In a study by the Guttmacher Institute, 33% of women in the US said that the pandemic would likely delay their decision to have children.
Many Millennials seem set with their decision to remain childless.
A Pew Research Center survey found that 44% of non-parents between the ages of 18 and 49 years old say “it is not too or not at all likely that I will have children someday”. That was a 7% increase over 2018.
7. Driven by wanderlust
Many Millennials are prioritizing experiences like traveling instead of traditional expectations like getting married and having kids.
One survey found that nearly 50% of Millennials would rather spend money to travel than to buy a home.
Deloitte recently reported that “traveling the world” was the top priority of 57% of Millennials. In comparison, only 39% listed starting a family as a priority.
For Millennials, surveys report that traveling is a higher priority than buying homes, having kids, and making an impact in society.
On average, Millennials say they take 5.6 trips per year.
One example of this dedication to traveling is Cait Flanders, a Millennial who turned to minimalism and wrote about it on her blog and later, in a book.
Cait put herself on a “shopping ban” for an entire year. However, she never gave up traveling. In fact, she spent $10k on travel during that year.
In her book The Year of Less, Cait Flanders describes giving up books, clothes, and shopping, but she continued to travel at least once each month.
Millennials aren’t just staying local, either.
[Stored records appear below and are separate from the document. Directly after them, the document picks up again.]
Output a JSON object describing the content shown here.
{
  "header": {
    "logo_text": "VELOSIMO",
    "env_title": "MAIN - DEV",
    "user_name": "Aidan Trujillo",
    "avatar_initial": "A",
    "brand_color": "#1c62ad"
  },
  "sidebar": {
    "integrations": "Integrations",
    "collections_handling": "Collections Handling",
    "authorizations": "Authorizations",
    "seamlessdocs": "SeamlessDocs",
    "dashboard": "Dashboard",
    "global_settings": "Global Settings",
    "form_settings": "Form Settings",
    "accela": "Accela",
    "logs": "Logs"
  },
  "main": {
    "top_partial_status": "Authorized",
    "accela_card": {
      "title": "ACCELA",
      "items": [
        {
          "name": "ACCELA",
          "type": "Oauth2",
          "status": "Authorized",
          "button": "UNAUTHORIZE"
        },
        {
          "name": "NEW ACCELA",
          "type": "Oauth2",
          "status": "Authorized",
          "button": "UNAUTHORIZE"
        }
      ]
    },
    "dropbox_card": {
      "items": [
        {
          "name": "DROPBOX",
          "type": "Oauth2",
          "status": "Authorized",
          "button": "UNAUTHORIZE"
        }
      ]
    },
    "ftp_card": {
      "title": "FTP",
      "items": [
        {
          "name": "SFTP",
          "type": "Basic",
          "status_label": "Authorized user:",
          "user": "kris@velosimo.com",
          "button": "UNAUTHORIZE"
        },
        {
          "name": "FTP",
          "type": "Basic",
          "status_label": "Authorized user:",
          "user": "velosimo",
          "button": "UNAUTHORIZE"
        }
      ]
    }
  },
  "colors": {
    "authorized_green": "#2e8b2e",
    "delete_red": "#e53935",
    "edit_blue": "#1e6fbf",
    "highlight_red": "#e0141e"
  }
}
One travel site ranked the top Millennial travel destinations and they’re all over the world: Portugal, Indonesia, Italy, France, and Myanmar, just to name a few.
While the pandemic may have held Millennials back for a while, they are driving post-pandemic travel.
A TripAdvisor survey found that individuals from this generation are leading a surge in luxury travel, in particular.
They were much more likely to consider international air travel, take a cruise, and increase their travel spending.
Some Millennials are taking travel one step further and are choosing to live and work abroad.
More than 70% of Millennials would like to spend time working outside of the US, according to a PricewaterhouseCoopers poll.
Companies that can offer these globetrotting experiences are benefiting from the Millennial workforce.
“You’ve got to look outside your little box, and what better way to do that than to expand internationally, giving your folks that are working an opportunity to do that? They’ll come back with new ideas and new ways of doing things that we may never see here,” said one business owner.
That wraps up the top seven trends we see impacting Millennials as we move deeper into 2023.
Through these trends, we can see that this generation is making their own way in life, charting a path that differs widely from the path their parents took. Financial woes are one of the main reasons, but changing societal expectations and uncertain times like the Great Recession and the COVID pandemic are driving the trends of this generation, too.
As Millennials age into mid-life, we’ll need to keep a close watch to see how their maturity and experience has affected their choices going forward.